Hoje eu penso que dispensar a figura do presidente da República é inviável, qualquer reforma teria que mantê-lo, de alguma forma. Uma porque já está no imaginário popular a ideia de que democracia é eleger o chefe de Estado, após 130 anos de República e uma redemocratização capitaneada pelas Diretas Já. E em segundo, há uma desconfiança do brasileiro em relação ao jogo parlamentar, desconfiança que não é de todo injustificada.
Frente a isso, a melhor opção seria um semipresidencialismo como Portugal e na França, em que convivem tanto um presidente quanto um primeiro-ministro. Mas, em continuidade com nossa experiência republicana, acho que teria que ser dado um poder maior ao presidente, uma evolução natural do presidencialismo de coalização que hoje acontece. Por exemplo, conjecturando: restringir o poder do Parlamento em demitir o primeiro-ministro, permitindo a demissão só a partir do segundo ano, se há maioria qualificada, ou do terceiro ano, se há maioria simples. Quer dizer, não haveria a rigidez do presidencialismo, em que o governo só é derrubado com um impeachment (que requer crime de responsabilidade), mas não teria a maleabilidade um tanto quanto exagerada, para o contexto brasileiro, do puro parlamentarismo, ou mesmo do semipresidencialismo português...
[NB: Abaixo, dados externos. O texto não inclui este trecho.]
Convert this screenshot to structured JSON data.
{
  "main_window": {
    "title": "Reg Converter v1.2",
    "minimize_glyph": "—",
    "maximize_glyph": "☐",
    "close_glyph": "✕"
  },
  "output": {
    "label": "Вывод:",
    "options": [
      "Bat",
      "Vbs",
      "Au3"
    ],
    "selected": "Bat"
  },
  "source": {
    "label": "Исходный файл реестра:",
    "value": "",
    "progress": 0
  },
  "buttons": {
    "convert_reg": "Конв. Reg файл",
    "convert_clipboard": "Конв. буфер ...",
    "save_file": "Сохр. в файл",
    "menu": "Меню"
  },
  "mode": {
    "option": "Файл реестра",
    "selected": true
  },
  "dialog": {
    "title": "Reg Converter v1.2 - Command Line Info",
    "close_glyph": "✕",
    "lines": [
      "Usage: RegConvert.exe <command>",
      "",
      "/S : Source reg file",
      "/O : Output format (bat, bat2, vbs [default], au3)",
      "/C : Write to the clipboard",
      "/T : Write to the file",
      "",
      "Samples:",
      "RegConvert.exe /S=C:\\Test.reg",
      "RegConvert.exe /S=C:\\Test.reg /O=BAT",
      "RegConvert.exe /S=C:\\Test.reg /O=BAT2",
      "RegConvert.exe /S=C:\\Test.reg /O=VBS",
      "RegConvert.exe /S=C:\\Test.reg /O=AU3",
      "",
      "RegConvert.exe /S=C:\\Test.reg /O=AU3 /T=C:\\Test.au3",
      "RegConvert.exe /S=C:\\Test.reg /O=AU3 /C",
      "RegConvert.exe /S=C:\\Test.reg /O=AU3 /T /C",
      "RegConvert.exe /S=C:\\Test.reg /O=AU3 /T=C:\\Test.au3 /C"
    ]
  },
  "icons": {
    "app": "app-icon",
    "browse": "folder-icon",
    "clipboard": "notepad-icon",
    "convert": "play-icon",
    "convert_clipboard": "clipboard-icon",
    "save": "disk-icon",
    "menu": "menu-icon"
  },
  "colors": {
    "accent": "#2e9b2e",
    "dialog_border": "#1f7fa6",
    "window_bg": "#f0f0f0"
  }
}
Um mecanismo interessante para forçar o bom acordo entre Parlamento e presidente é as eleições legislativas serem feitas apenas no segundo turno das eleições presidenciais, quando o candidato ao Legislativo teria, então, que dar seu apoio a um dos dois candidatos. Dessa forma, no primeiro ano, o presidente teria um apoio tácito do Parlamento, com respeito à escolha de seu primeiro-ministro e à condução de seu governo.
O que também vai na linha do parlamentarismo "às avessas" do Império, em que o primeiro-ministro respondia primeiramente ao chefe de Estado, e só num segundo momento prestava contas ao Parlamento e poderia ser derrubado por este. Trata-se de um aspecto peculiar do modelo de então, que hoje só poderia ser posto em prática com um Chefe de Estado eletivo, pois parece difícil conceber, na atualidade, um monarca com essas prerrogativas. Assim como o imperador cedeu, em 1847, o Poder Executivo à figura do presidente do gabinete, é possível que, se a monarquia tivesse continuado, ele pudesse ceder o Poder Moderador, ou parte dele, a um outro civil, que seria uma figura similar ao presidente da República em um semipresidencialismo.
A figura do imperador poderia ser mantida, com funções simbólicas (que não deixam de ser importantes), mas também poderia reter certos poderes emergenciais para si, como convocar novas eleições em tempos de crise, quando o presidente e o Parlamento, em conjunto, parecessem travados e/ou descolados do apoio popular (crises como do mensalão, protestos como do Chile, etc). De qualquer forma, se a dissolução do parlamento no semipresidencialismo europeu é rara (cinco vezes na França desde 1958, sete vezes em Portugal desde 1976),
[1][2] essa dissolução dupla por parte do monarca, em um tipo mais brasileiro de semipresidencialismo (mais próximo tanto do Segundo Reinado quanto da Nova República, como conjecturo no post), seria ainda mais rara.
Outro poder que poderia permanecer com o monarca seria a possibilidade de demitir o presidente, a pedido do Parlamento, e retomar para si, momentaneamente, o Poder Moderador. Isto é, em outras palavras, o imperador atuaria como um eterno vice-presidente (e a presidência, lembrando, não reteria para si a chefia do governo, que estaria ao cargo do primeiro-ministro). Afinal, convenhamos, a legitimidade dos vice-presidentes atuais quando assumem o poder é baixa, ninguém vota conscientemente em vice-presidente... De novo, provavelmente esse poder raramente seria usado, antes disso o presidente se dobraria ao Parlamento, apontando um primeiro-ministro que teria seu voto de confiança...
Aliás, D. Pedro II chegou a cogitar um caminho desse tipo, antes da Proclamação - isto é, "proclamar" a República dentro do contexto da constituição de 1824... O que teria uma solução excelente, pois teria sido mantido a mesma estrutura constitucional, o respeito continuado às leis, e teria permanecido a conexão com os elementos fundadores da nação, que são base para uma espécie de religião civil
[3] crucial para coesão psicológica e social do país, que existia até então e que hoje falta aos brasileiros. Daí a importância da monarquia. O enfraquecimento dessa dita religiosidade, arrisco dizer, é o que possibilita tanto o desrespeito brasileiro pela coisa pública, quanto os períodos ditatoriais, e de golpes e contragolpes, que o país sofreu.